Setup a 4 node Hadoop cluster (1 master, 3 workers) on both AWS and GCP. However experiencing, quite high Network egress for both platforms.
AWS cluster apps: Hadoop, Yarn
GCP cluster apps: Hadoop, Yarn, Hive
AWS resulted to a 244.027GB($21.96). This was 'pardoned' after explanation to AWS support. However, no info on the traffic to prevent future occurrence was provided. Hence, since there are no credits on AWS, had to put the cluster down.
GCP: same issue, but at least with credit limits.
Probably related: have received 'potential violation of service' due to DDOS attacks from both AWS and GCP. Recently, received it from GCP while setting up Kerberos on the cluster.
So far:
- Configure nodes to talk to each other using internal-ips (previously was external-ips).
- Firewall rules only for relevant ports.
- Close all UI browser tabs to apps (Hive, HDFS, Yarn) when not in use.

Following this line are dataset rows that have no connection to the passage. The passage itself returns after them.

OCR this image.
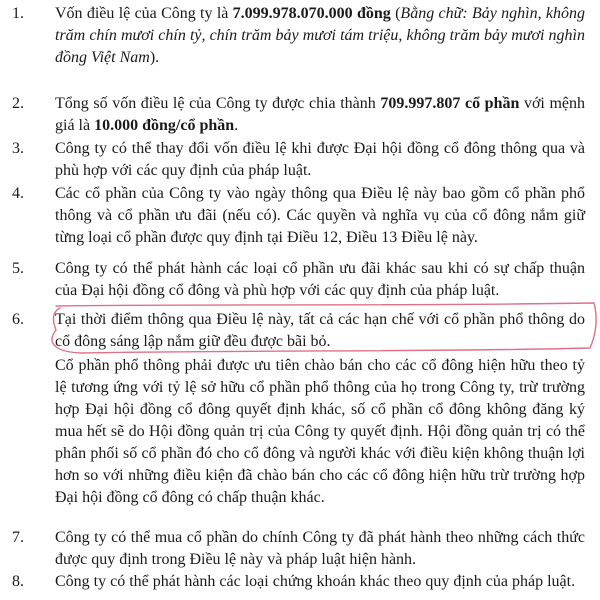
1. Vốn điều lệ của Công ty là 7.099.978.070.000 đồng (Bằng chữ: Bảy nghìn, không trăm chín mươi chín tỷ, chín trăm bảy mươi tám triệu, không trăm bảy mươi nghìn đồng Việt Nam).
2. Tổng số vốn điều lệ của Công ty được chia thành 709.997.807 cổ phần với mệnh giá là 10.000 đồng/cổ phần.
3. Công ty có thể thay đổi vốn điều lệ khi được Đại hội đồng cổ đông thông qua và phù hợp với các quy định của pháp luật.
4. Các cổ phần của Công ty vào ngày thông qua Điều lệ này bao gồm cổ phần phổ thông và cổ phần ưu đãi (nếu có). Các quyền và nghĩa vụ của cổ đông nắm giữ từng loại cổ phần được quy định tại Điều 12, Điều 13 Điều lệ này.
5. Công ty có thể phát hành các loại cổ phần ưu đãi khác sau khi có sự chấp thuận của Đại hội đồng cổ đông và phù hợp với các quy định của pháp luật.
6. Tại thời điểm thông qua Điều lệ này, tất cả các hạn chế với cổ phần phổ thông do cổ đông sáng lập nắm giữ đều được bãi bỏ.
Cổ phần phổ thông phải được ưu tiên chào bán cho các cổ đông hiện hữu theo tỷ lệ tương ứng với tỷ lệ sở hữu cổ phần phổ thông của họ trong Công ty, trừ trường hợp Đại hội đồng cổ đông quyết định khác, số cổ phần cổ đông không đăng ký mua hết sẽ do Hội đồng quản trị của Công ty quyết định. Hội đồng quản trị có thể phân phối số cổ phần đó cho cổ đông và người khác với điều kiện không thuận lợi hơn so với những điều kiện đã chào bán cho các cổ đông hiện hữu trừ trường hợp Đại hội đồng cổ đông có chấp thuận khác.
7. Công ty có thể mua cổ phần do chính Công ty đã phát hành theo những cách thức được quy định trong Điều lệ này và pháp luật hiện hành.
8. Công ty có thể phát hành các loại chứng khoán khác theo quy định của pháp luật.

- Requested for AWS support for assistance on best practices and info on traffic. Received a lot of links on AWS material mostly on setting up billing alerts (not configuration or troubleshooting).
- GCP support very helpful. GCP billing is straightforward. Requested Tech support via chat - pending.
Any help on how to track where traffic is from.
Update:
While working on only two of the nodes setting up Kerberos, seems I consumed up $100 of my remaining credits (on egress again) and cannot access my project unless upgrading to a full account.